Opportunistic Minority Goofs Blaming Government For Impasses On University Campuses

The Haruna Iddrisu-led Minority is scrumptiously blaming the government for the woes on the campuses of our universities.

In their press release which captured the brouhaha on the main campuses of the University of Education, Winneba, the Minority sought to berate the Akufo-Addo administration for interfering in the affairs of the institution and cited the violent agitations which erupted on the campus of Kwame Nkrumah University of Science and Technology to buttress their accusation that government has been consistent with its interference in matters involving our tertiary institutions.

However, facts relating to the causative factors which gave birth to these demonstrations in the two universities are completely worlds apart from the mantra that the present administration is steeped in these agitations.

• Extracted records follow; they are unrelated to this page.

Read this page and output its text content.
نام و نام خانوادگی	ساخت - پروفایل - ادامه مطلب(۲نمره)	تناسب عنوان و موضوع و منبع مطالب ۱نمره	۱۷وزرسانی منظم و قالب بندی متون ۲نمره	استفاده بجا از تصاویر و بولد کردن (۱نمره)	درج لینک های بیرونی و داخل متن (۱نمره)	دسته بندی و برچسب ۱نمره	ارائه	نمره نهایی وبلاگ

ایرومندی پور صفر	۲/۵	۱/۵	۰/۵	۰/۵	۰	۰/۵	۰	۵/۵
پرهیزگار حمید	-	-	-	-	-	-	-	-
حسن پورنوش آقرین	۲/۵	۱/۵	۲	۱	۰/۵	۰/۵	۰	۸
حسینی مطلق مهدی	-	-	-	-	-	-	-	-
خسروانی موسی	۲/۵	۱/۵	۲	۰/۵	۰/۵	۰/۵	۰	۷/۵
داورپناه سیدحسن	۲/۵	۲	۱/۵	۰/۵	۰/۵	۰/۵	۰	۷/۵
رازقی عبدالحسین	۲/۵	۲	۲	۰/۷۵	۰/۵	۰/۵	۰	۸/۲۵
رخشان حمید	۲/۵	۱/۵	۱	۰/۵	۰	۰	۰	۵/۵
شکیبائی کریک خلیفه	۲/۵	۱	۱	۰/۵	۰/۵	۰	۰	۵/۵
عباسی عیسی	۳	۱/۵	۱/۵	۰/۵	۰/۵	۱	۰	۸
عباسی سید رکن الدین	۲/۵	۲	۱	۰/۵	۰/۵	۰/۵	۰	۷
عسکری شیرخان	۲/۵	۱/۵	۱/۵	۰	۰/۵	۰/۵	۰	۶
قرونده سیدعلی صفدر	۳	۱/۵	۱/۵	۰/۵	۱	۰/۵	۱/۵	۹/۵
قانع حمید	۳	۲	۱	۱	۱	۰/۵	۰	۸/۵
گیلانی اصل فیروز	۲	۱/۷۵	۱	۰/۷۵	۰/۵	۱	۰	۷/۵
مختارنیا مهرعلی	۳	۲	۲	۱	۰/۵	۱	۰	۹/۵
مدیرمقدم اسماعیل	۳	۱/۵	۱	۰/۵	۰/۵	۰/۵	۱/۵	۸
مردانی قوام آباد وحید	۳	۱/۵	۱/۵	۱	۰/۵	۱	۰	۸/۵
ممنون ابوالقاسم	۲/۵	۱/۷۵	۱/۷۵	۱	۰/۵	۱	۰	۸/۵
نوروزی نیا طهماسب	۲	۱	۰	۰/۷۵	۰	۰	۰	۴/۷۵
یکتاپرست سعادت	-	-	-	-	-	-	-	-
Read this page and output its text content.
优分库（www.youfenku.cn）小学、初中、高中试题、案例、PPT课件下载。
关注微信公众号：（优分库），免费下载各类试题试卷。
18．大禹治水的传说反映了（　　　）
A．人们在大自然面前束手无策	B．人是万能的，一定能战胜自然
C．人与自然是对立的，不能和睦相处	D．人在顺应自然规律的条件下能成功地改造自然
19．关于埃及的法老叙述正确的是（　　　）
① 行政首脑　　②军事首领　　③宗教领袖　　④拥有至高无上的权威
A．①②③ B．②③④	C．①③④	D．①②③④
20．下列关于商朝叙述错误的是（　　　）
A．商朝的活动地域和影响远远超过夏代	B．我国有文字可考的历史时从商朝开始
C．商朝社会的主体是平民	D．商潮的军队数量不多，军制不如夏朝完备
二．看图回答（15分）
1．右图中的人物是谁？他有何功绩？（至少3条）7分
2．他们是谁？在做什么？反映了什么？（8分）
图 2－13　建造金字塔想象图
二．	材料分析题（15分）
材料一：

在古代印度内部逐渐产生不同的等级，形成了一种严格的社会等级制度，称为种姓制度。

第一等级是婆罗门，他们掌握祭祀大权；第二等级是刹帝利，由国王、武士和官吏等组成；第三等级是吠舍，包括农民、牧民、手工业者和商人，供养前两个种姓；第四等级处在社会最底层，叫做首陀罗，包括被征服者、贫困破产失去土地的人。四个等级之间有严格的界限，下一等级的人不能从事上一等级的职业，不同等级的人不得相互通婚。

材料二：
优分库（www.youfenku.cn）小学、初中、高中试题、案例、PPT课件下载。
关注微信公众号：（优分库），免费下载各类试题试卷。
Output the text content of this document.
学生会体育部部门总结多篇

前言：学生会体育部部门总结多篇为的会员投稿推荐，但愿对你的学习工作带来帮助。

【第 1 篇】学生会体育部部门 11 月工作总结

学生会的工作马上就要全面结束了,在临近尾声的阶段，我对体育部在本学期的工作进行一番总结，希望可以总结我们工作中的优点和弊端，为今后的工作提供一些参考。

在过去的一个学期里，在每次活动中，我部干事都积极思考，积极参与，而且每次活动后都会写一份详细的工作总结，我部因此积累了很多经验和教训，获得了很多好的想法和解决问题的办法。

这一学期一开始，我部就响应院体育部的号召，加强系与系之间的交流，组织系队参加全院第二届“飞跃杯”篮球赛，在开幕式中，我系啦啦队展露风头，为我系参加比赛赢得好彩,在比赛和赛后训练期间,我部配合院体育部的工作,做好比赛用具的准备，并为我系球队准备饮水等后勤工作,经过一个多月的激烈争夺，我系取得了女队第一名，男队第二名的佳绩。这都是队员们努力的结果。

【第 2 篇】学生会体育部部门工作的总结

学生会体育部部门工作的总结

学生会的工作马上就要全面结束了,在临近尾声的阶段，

KNUST was in flames not because the government had interfered in its affairs but because the university authorities had decided to convert a male-dominated hall into a mixed one, a decision the students deemed to be arbitrary and autocratic. Government went into the matter after the violent demonstrations on the campus.

Zeroing in on the University of Education, Winneba, the Minority, once again, deliberately leapt over the underlying causes of the demonstrations in the school.

Suffice it to point out that the Minority, in its own press statement, chronicled the events that led to the impasse between the students and the Vice Chancellor. Nowhere in their statement did they mention that government played a role in the events which transpired in the school. They, largely, put the blame on Professor Anthony Afful Broni and the Chairman of the Governing Council.

It is indecipherable, putting it mildly, that they turn around to rope in the Akufo-Addo administration for fomenting the troubles on the campuses of UEW.

It is logically incongruent their claim that the government has no business in coming into this matter but they have around to ask for the matter to be brought to Parliament! Is Parliament a farm or a church which forms no part of the state?

It is perplexing how a matter which should have no partisan underpinnings is being handled in the same manner by the apostles of ‘No government interference in the affairs of our universities’. Politics should be kept at bay but these same politicians (Minority) are seeking to cash in on the matter by asking for the removal of the Vice Chancellor and the Chairman of the Governing Council.

This is not only opportunistic and timeserving but hypocritical on the part of the Minority to want to enjoy from a tree whose fruits have been deemed forbidden!

The Minority cannot approbate now a topic they reprobated some time ago all in their desirous wish to benefit from this impasse.

P.K.Sarpong, Whispers from the Corridors of the Thinking Place.